Cobra Pose, anyone?
By Laura Miller -
Flexibility has been the watchword over the last year, in the metaphorical sense as we have been forced to bend without breaking to adapt to new ways of working and living, and quite literally for Molly Markey, for whom the pandemic has rekindled a love of sun salutations.
“Lockdown has helped me to get back into my love for yoga and meditation which I haven’t practiced in several years,” says the relationship manager at Arbuthnot Specialist Finance. “It allows me to disconnect from the negativities or stress we are facing at the minute and I would recommend it to anyone.”
It’s a smart move, if potentially a struggle for those increasingly unfamiliar with seeing, let alone touching, their toes since gyms shut and lockdowns began. Pandemic burnout is on the rise, with data indicating 60% of people in the UK are finding it harder to stay positive daily compared with before the pandemic – an 8-point increase from November, an Ipsos Mori survey found in February.
Stress and financial services are old friends. Back in 2018 almost everyone working in the sector (95%) admitted stress had a tangible impact on their lives, according to research from employee benefits platform Perkbox, with the most common consequence being sleep loss, affecting 62%. Nearly seven out of 10 reported suffering significant levels of work-related stress – more than any other industry.
Thankfully burnout is no longer the badge of honour it once was in the halls and corridors of glassed walled high finance, but Markey warns those thinking of joining the bridging industry in particular – fuelled by the need for fast finance, often in complex circumstances – to expect a challenge.
“My personal advice would be to persevere with your goals. The job market, especially within finance, is extremely competitive in the current climate so don’t be too hard on yourself if you do face rejection, and just keep working towards your ambitions and you will find the right role for you,” she says.
Markey knows exactly how tough it can be to break in. She joined Arbuthnot in June 2019 but started her career in banking eight years ago when looking for an alternative to university. “I am definitely more of a hands-on learner and felt I would benefit more from learning on the job and I have never looked back,” she says.

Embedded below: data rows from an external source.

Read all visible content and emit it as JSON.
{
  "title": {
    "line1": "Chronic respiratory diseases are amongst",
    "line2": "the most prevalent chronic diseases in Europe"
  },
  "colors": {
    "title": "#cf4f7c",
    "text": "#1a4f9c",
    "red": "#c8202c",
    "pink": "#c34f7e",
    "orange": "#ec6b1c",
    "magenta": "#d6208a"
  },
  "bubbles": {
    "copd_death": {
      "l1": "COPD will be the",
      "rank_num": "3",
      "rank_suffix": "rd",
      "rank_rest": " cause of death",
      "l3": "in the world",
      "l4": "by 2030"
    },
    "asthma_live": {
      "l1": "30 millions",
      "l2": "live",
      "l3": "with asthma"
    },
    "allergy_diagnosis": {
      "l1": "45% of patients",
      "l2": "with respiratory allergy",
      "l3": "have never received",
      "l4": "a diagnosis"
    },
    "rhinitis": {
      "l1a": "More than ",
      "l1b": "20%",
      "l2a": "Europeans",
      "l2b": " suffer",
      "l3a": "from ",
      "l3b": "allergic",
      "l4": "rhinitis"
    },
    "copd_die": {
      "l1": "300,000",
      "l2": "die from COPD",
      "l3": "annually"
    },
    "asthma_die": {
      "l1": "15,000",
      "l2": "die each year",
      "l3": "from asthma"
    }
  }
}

She cut her teeth as an apprentice at Royal Bank of Scotland back in 2013, looking after a portfolio of customers. “It was the first year rolling out the apprenticeship nationally and we gained a financial services qualification and an entry to commercial banking as an alternative to university,” says Markey.
Finance often is accused of being a stale profession, but Markey says in her current role the nature of bridging and development means she is never bored. “I get to see such a variety of clients and property ventures on a day to day basis, I love this part of my job as it provides a challenge each day,” she says.
The second-best thing about her job is being part of a close-knit team “who have tonnes of experience from all parts of the finance world and learning from them”. Maybe there is also a new and as yet untapped opportunity for her to teach them something too. Cobra Pose, anyone?